There are at least four good reasons to sit down and prepare a detailed personal budget before you file for personal bankruptcy:

The First Reason 

You may not need to file.  That’s right.  Depending on what your budget tells you, you might be able to find another way out. 

Some people think of a budget as nothing more than a quick list of bills and paychecks.  Most people have little problem listing their sources of current income, but many of us have a tough time figuring out exactly where the money goes every month.

Credit cards are a major reason for this.  If we are sliding the card for everything we buy, the true cost gets buried in the monthly change and interest in the credit card minimum due amount.  We only consider that minimum as the monthly payment, without considering what we really bought or how much it really cost.  We don’t look at the detailed list of charges to see where the money is going and what could be cut.  That may be unpleasant, but if you are in financial trouble, this is an essential part of your solution.

With an accurate picture of where every dime goes every month, you might see opportunities to cut expenses to the bone and avoid filing for personal bankruptcy.

The Second Reason

One of the best kept secrets in Canada is a debt solution option called the consumer proposal.  It provides legal protection and allows you to reduce your total debt without filing bankruptcy.  To determine whether or not you qualify for this option you will need to have a detailed personal budget. 

The Third Reason

If you do end up in bankruptcy, you may have to contribute some of your monthly income towards paying back your creditors.  It depends on something called surplus income.  Generally speaking, the higher your income, the more you will pay.

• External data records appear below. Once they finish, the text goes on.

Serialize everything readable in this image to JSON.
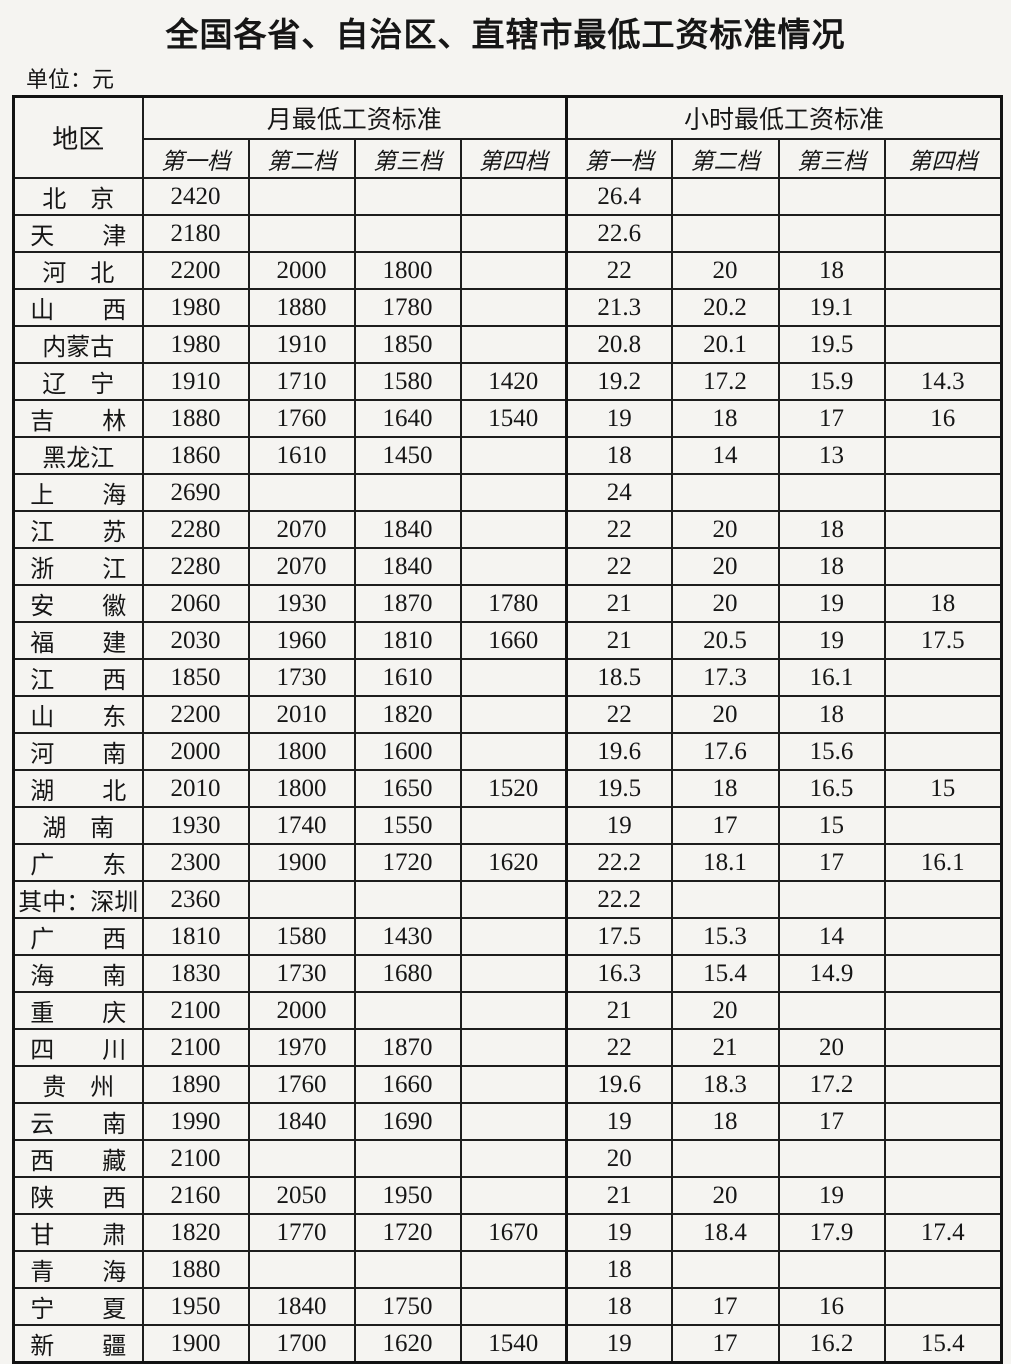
{
  "title": "全国各省、自治区、直辖市最低工资标准情况",
  "unit_label": "单位：元",
  "table": {
    "region_header": "地区",
    "monthly_header": "月最低工资标准",
    "hourly_header": "小时最低工资标准",
    "tier_headers": [
      "第一档",
      "第二档",
      "第三档",
      "第四档"
    ],
    "rows": [
      {
        "region": "北　京",
        "monthly": [
          "2420",
          "",
          "",
          ""
        ],
        "hourly": [
          "26.4",
          "",
          "",
          ""
        ]
      },
      {
        "region": "天　　津",
        "monthly": [
          "2180",
          "",
          "",
          ""
        ],
        "hourly": [
          "22.6",
          "",
          "",
          ""
        ]
      },
      {
        "region": "河　北",
        "monthly": [
          "2200",
          "2000",
          "1800",
          ""
        ],
        "hourly": [
          "22",
          "20",
          "18",
          ""
        ]
      },
      {
        "region": "山　　西",
        "monthly": [
          "1980",
          "1880",
          "1780",
          ""
        ],
        "hourly": [
          "21.3",
          "20.2",
          "19.1",
          ""
        ]
      },
      {
        "region": "内蒙古",
        "monthly": [
          "1980",
          "1910",
          "1850",
          ""
        ],
        "hourly": [
          "20.8",
          "20.1",
          "19.5",
          ""
        ]
      },
      {
        "region": "辽　宁",
        "monthly": [
          "1910",
          "1710",
          "1580",
          "1420"
        ],
        "hourly": [
          "19.2",
          "17.2",
          "15.9",
          "14.3"
        ]
      },
      {
        "region": "吉　　林",
        "monthly": [
          "1880",
          "1760",
          "1640",
          "1540"
        ],
        "hourly": [
          "19",
          "18",
          "17",
          "16"
        ]
      },
      {
        "region": "黑龙江",
        "monthly": [
          "1860",
          "1610",
          "1450",
          ""
        ],
        "hourly": [
          "18",
          "14",
          "13",
          ""
        ]
      },
      {
        "region": "上　　海",
        "monthly": [
          "2690",
          "",
          "",
          ""
        ],
        "hourly": [
          "24",
          "",
          "",
          ""
        ]
      },
      {
        "region": "江　　苏",
        "monthly": [
          "2280",
          "2070",
          "1840",
          ""
        ],
        "hourly": [
          "22",
          "20",
          "18",
          ""
        ]
      },
      {
        "region": "浙　　江",
        "monthly": [
          "2280",
          "2070",
          "1840",
          ""
        ],
        "hourly": [
          "22",
          "20",
          "18",
          ""
        ]
      },
      {
        "region": "安　　徽",
        "monthly": [
          "2060",
          "1930",
          "1870",
          "1780"
        ],
        "hourly": [
          "21",
          "20",
          "19",
          "18"
        ]
      },
      {
        "region": "福　　建",
        "monthly": [
          "2030",
          "1960",
          "1810",
          "1660"
        ],
        "hourly": [
          "21",
          "20.5",
          "19",
          "17.5"
        ]
      },
      {
        "region": "江　　西",
        "monthly": [
          "1850",
          "1730",
          "1610",
          ""
        ],
        "hourly": [
          "18.5",
          "17.3",
          "16.1",
          ""
        ]
      },
      {
        "region": "山　　东",
        "monthly": [
          "2200",
          "2010",
          "1820",
          ""
        ],
        "hourly": [
          "22",
          "20",
          "18",
          ""
        ]
      },
      {
        "region": "河　　南",
        "monthly": [
          "2000",
          "1800",
          "1600",
          ""
        ],
        "hourly": [
          "19.6",
          "17.6",
          "15.6",
          ""
        ]
      },
      {
        "region": "湖　　北",
        "monthly": [
          "2010",
          "1800",
          "1650",
          "1520"
        ],
        "hourly": [
          "19.5",
          "18",
          "16.5",
          "15"
        ]
      },
      {
        "region": "湖　南",
        "monthly": [
          "1930",
          "1740",
          "1550",
          ""
        ],
        "hourly": [
          "19",
          "17",
          "15",
          ""
        ]
      },
      {
        "region": "广　　东",
        "monthly": [
          "2300",
          "1900",
          "1720",
          "1620"
        ],
        "hourly": [
          "22.2",
          "18.1",
          "17",
          "16.1"
        ]
      },
      {
        "region": "其中：深圳",
        "monthly": [
          "2360",
          "",
          "",
          ""
        ],
        "hourly": [
          "22.2",
          "",
          "",
          ""
        ]
      },
      {
        "region": "广　　西",
        "monthly": [
          "1810",
          "1580",
          "1430",
          ""
        ],
        "hourly": [
          "17.5",
          "15.3",
          "14",
          ""
        ]
      },
      {
        "region": "海　　南",
        "monthly": [
          "1830",
          "1730",
          "1680",
          ""
        ],
        "hourly": [
          "16.3",
          "15.4",
          "14.9",
          ""
        ]
      },
      {
        "region": "重　　庆",
        "monthly": [
          "2100",
          "2000",
          "",
          ""
        ],
        "hourly": [
          "21",
          "20",
          "",
          ""
        ]
      },
      {
        "region": "四　　川",
        "monthly": [
          "2100",
          "1970",
          "1870",
          ""
        ],
        "hourly": [
          "22",
          "21",
          "20",
          ""
        ]
      },
      {
        "region": "贵　州",
        "monthly": [
          "1890",
          "1760",
          "1660",
          ""
        ],
        "hourly": [
          "19.6",
          "18.3",
          "17.2",
          ""
        ]
      },
      {
        "region": "云　　南",
        "monthly": [
          "1990",
          "1840",
          "1690",
          ""
        ],
        "hourly": [
          "19",
          "18",
          "17",
          ""
        ]
      },
      {
        "region": "西　　藏",
        "monthly": [
          "2100",
          "",
          "",
          ""
        ],
        "hourly": [
          "20",
          "",
          "",
          ""
        ]
      },
      {
        "region": "陕　　西",
        "monthly": [
          "2160",
          "2050",
          "1950",
          ""
        ],
        "hourly": [
          "21",
          "20",
          "19",
          ""
        ]
      },
      {
        "region": "甘　　肃",
        "monthly": [
          "1820",
          "1770",
          "1720",
          "1670"
        ],
        "hourly": [
          "19",
          "18.4",
          "17.9",
          "17.4"
        ]
      },
      {
        "region": "青　　海",
        "monthly": [
          "1880",
          "",
          "",
          ""
        ],
        "hourly": [
          "18",
          "",
          "",
          ""
        ]
      },
      {
        "region": "宁　　夏",
        "monthly": [
          "1950",
          "1840",
          "1750",
          ""
        ],
        "hourly": [
          "18",
          "17",
          "16",
          ""
        ]
      },
      {
        "region": "新　　疆",
        "monthly": [
          "1900",
          "1700",
          "1620",
          "1540"
        ],
        "hourly": [
          "19",
          "17",
          "16.2",
          "15.4"
        ]
      }
    ]
  }
}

For both bankruptcies and consumer proposals you’ll need to work with a licensed bankruptcy trustee.  With a detailed personal budget in hand the trustee can advise you as to exactly how much you will pay, as well as whether other options are available.

The Fourth Reason

You would be surprised at the number of people who end up declaring bankruptcy for a second and sometimes even a third time.  When you are discharged from bankruptcy you are virtually debt free.  While you still may be responsible for alimony, child support, and some student loans, you will definitely have more income at your disposal than you did while you were struggling to pay your bills. 

When those debts disappear, some people forget the lessons learned at their credit counselling sessions and wind up in exactly the same predicament once again.  A personal budget is a step you need to take to understand what debt management options are best for you as well as to ensure your financial well being in the future.